Three years of research have consistently shown that the agronomic performance of certain P fertilizer products varied across the three landscape positions. Differences in available soil water status appeared to be the primary driving factor. For example, under soil conditions where available soil water status was limited, such as at the CB upper slope and Langham midslope sites, the crop P uptake from application of low solubility P fertilizer sources such as rock phosphate was also limited due to its poor mobility and availability to the growing crop under restricted soil moisture conditions.
However, the soil conditions causing these limitations were different at the two sites. For example, nearly twice the percentage of OC was measured in the surface (0-15 cm) soil at the CB lower slope site compared to the CB upper slope site (2.7 vs 1.5 per cent, respectively). Conversely, at the Langham midslope site, elevated EC in the surface soil compared to the CB upper slope (1.3 vs 0.1 dS/m) site restricted soil-available water.
Beyond the influence of EC, soil pH also played a role in restricting P mobility, where across all three years, the elevated surface pH at the Langham midslope site caused lower crop P uptake compared to the CB lower slope site. Soil pH has a controlling influence on how tightly P is bound to soil minerals, with soil P mostly bound to calcium under basic soil pH, and not available for the crop to take up in this form. Under these conditions of basic soil pH, application of MAP+ES caused the greatest crop P uptake in each year, where the acidifying effect of the oxidation of the elemental sulphur to sulphate reduced the soil pH in the fertilizer reaction zone, improving the soil P availability to the crop.

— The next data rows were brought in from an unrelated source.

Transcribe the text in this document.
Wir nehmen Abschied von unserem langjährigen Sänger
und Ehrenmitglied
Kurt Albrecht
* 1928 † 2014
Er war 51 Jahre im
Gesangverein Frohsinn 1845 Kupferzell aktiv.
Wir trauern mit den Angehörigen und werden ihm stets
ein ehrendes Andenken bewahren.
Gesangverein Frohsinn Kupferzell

While significant energy is understandably devoted to selecting the right rate as a part of a 4R Nutrient Stewardship approach, my suggestion to those interested in managing soil P fertility is to also give thought to the right source. In particular, I encourage consideration of how soil available water status may vary across the landscape and how this variation may influence the selection of the “optimal” P fertilizer source for a given site.
While these considerations are likely to be less important in situations where soil moisture is not limited, and therefore where soil P mobility is less restricted, there may be certain situations where selection of the optimal P fertilizer source may greatly improve our ability to prescribe the right combination of 4R P stewardship practices.